Sunday, July 29, 2007

Shrimp with Pesto Penne Salad

Feeling a bit inspired today, I decided to make a cold pasta salad for dinner. H had informed me that we had a couple pounds of frozen shrimp on hand, and when at the produce shop yesterday, i wound up with the biggest bunch of basil - say that one three times fast - that would likely go bad before I used the thing up. Enter inspiration - why not a pesto sauce for the shrimp, make it earlier in the day, so when H gets home, the dinner is cool, and so is the kitchen. Ah, you say, H does not eat milk products, so what about pesto, then? Well, I searched high and low for a pesto recipe sans cheese, only to find one and realize that you just leave the damn cheese out, and then there you go.

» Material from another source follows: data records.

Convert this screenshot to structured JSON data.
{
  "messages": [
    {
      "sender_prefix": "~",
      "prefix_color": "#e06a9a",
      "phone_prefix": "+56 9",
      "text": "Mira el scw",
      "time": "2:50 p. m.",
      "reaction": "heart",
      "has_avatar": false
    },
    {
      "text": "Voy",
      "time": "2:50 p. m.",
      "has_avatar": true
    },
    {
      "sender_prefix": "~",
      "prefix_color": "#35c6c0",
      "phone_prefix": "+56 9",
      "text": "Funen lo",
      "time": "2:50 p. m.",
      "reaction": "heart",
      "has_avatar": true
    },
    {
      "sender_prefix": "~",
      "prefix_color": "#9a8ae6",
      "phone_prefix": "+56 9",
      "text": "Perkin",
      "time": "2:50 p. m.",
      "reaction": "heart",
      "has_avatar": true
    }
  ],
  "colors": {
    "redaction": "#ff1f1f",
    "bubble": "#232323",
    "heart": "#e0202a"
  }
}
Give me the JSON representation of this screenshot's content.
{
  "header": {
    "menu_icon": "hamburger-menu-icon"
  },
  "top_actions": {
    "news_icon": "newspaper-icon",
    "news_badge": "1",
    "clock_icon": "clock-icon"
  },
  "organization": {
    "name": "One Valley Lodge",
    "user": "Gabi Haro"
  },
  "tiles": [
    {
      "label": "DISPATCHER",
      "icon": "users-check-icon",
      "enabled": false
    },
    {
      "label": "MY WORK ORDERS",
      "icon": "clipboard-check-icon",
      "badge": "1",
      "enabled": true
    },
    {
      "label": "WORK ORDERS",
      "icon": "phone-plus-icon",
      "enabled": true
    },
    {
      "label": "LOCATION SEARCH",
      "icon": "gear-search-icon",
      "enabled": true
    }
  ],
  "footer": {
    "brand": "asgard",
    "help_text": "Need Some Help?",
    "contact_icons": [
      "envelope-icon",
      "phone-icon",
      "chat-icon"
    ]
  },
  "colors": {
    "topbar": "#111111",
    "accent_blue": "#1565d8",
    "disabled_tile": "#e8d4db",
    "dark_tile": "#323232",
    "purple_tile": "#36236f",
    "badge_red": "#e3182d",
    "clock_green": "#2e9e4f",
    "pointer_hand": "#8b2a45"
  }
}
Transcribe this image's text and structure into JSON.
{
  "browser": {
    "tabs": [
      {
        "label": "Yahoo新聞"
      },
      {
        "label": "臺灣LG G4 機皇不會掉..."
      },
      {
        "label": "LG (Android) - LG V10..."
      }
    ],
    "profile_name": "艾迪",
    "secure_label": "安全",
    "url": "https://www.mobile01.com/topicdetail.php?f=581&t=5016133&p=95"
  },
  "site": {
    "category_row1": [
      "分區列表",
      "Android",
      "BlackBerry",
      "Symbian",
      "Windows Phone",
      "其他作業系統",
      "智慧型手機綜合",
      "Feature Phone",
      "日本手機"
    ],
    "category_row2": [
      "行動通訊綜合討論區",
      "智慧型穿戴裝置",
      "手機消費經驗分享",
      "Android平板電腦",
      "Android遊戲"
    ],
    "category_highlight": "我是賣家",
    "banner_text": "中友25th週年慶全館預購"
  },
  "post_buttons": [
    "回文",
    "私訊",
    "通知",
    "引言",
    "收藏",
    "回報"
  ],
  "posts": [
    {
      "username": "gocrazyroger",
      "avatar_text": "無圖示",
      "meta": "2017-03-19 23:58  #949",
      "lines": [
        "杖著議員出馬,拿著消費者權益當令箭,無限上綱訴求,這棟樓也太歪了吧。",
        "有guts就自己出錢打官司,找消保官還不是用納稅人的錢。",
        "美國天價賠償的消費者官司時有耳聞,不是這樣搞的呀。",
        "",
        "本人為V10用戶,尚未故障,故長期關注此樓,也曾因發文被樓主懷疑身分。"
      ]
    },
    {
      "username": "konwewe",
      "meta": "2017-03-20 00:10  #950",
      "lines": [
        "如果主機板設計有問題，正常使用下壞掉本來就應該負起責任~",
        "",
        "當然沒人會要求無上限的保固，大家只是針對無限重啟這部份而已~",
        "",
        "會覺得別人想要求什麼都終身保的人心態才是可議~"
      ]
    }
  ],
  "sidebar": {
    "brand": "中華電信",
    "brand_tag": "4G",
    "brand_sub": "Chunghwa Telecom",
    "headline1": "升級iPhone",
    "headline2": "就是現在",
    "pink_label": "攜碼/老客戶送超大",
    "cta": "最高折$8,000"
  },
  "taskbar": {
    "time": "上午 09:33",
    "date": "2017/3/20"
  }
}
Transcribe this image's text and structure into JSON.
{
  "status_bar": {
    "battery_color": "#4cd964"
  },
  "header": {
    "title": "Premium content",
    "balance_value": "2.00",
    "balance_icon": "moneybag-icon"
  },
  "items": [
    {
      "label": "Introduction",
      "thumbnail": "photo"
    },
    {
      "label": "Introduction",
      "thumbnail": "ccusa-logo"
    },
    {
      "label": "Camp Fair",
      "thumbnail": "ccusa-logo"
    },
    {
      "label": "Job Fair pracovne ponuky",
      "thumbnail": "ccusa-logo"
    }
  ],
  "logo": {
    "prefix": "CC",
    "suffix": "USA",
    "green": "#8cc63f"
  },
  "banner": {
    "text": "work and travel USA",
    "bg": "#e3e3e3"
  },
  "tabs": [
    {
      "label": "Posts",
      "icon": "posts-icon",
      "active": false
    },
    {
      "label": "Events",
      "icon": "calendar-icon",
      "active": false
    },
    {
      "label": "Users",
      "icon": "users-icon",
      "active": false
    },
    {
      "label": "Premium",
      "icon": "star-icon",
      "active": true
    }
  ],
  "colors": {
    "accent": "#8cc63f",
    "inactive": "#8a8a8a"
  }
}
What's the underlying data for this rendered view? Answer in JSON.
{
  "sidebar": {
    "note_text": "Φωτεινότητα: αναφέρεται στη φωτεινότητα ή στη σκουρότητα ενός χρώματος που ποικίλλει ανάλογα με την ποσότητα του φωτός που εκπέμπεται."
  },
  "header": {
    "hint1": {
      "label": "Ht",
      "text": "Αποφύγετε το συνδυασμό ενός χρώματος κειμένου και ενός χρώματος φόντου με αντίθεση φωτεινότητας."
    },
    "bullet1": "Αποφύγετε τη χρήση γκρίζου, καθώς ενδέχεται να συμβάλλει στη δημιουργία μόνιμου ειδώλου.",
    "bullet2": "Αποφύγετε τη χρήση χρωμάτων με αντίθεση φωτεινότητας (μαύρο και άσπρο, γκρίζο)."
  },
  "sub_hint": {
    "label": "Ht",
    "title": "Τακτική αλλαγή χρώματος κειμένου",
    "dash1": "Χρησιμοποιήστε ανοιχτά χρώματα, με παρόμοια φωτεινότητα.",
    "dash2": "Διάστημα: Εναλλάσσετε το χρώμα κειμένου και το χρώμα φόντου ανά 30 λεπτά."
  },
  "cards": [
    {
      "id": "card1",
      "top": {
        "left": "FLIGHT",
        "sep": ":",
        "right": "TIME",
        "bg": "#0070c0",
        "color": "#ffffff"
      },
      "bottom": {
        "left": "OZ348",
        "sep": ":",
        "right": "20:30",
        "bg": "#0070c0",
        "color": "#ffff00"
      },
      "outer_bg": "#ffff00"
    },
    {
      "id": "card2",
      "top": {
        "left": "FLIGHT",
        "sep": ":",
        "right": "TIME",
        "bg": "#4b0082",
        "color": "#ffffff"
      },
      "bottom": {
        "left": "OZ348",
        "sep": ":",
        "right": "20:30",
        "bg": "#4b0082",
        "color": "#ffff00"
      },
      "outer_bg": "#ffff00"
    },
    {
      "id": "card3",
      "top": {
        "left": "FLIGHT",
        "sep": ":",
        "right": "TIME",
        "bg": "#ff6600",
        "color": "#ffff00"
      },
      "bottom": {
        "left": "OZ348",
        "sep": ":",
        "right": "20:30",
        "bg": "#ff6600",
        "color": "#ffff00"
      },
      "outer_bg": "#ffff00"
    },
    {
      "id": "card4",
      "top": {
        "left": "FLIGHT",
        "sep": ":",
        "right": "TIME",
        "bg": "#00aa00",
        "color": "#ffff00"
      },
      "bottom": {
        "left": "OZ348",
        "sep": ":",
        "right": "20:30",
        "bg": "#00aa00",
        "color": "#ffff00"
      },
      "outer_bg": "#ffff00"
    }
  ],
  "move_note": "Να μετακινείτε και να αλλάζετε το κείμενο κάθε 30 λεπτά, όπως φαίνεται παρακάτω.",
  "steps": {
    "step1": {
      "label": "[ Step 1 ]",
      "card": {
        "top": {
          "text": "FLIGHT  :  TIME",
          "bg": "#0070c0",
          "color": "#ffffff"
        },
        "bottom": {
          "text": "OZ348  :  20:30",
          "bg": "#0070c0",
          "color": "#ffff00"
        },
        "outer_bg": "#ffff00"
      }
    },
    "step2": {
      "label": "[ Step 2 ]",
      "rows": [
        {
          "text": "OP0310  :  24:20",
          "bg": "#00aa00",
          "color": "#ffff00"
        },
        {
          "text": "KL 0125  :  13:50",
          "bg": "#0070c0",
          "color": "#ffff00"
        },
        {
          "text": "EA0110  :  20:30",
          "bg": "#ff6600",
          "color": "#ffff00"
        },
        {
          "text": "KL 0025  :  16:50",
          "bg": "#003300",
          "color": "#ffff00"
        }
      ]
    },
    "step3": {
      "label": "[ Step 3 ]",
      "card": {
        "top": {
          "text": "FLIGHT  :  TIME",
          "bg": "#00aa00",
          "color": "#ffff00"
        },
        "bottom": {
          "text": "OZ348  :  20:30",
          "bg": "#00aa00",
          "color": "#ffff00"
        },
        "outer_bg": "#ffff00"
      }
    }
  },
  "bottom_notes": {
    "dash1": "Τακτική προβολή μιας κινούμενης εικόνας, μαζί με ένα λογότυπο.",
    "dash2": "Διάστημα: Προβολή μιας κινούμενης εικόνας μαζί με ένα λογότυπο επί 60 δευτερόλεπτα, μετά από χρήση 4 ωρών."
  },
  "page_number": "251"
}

I keep meaning to document my cooking fun in the manner of Paul the Feeder, but typically I'm all hot and sweaty and cranky from making a mess and tripping over the damn cats and the fact that we have the most retarded sink in the world - seriously, what is that point of a double sink if neither half is large enough to hold anything? - but I got lucky with this one. Since it is meant to be a cold salad, I was making it early enough that I would be chilled and relaxed myself by dinner time, but I would also have time to screw around with the camera and document it. Up above you'll see a rather arty shot, if I do say so myself. I even made a little video of the finished product so you can see how it turned out. And yes, that weird background noise is a cat purring - that would be Buster, chat numero zwei. He hasn't made a visual appearance here yet, so he may as well get to talk.



Shrimp with Pesto Penne Salad
1 pound (uncooked weight) penne, cooked, drained, chilled
1 c pesto (see below)
1 lb cooked, peeled, chilled shrimp (31-40 count okay)
splash red wine vinegar/white wine vinegar
1 pickling size cucumber, thinly sliced
1 lb asparagus, cut into 1" segments, blanched in salted water, drained, chilled
3 tomatoes, wedged (I prefer what they market as 'vine ripened tomatoes' here - usually they still have stems attached. Don't eat those.)
1 green pepper, seeded, loosely diced
2 garlic cloves, pressed
1 tsp kosher salt

Pesto
1 cup basil leaves, packed tightly
1/2 packed cup flat leaf parsley, packed more loosely
1/4 cup pine nuts - roasting them is up to you
3 large garlic cloves
1/4 cup olive oil
1 tsp kosher salt

  1. For the pesto, take the above ingredients and run them through your food processor or blender. The yield for this should be 1 cup and pesto paste - exactly what you need.
  2. Separately, cook, drain and chill the penne, shrimp (unless you are using frozen as I did) and asparagus. Don't overcook the asparagus, as it will get mushy.
  3. In a large bowl, combine pesto with all other ingredients. Stir well, and chill in the fridge for a couple of hours if you can.
  4. The use of vinegar, and which style, I would say is optional. I only added a little as most of the recipes I was using for input called for some. I put in so little I didn't notice its presence, and as such I think you could skip it altogether. I would also, next time, skip the cucumber, and perhaps add some other types of peppers, and maybe some mushrooms.
  5. For the cheese eaters, sprinkle some Parmesan or Asiago into the individual's bowl.
  6. Add bacon bits if you must, you philistines.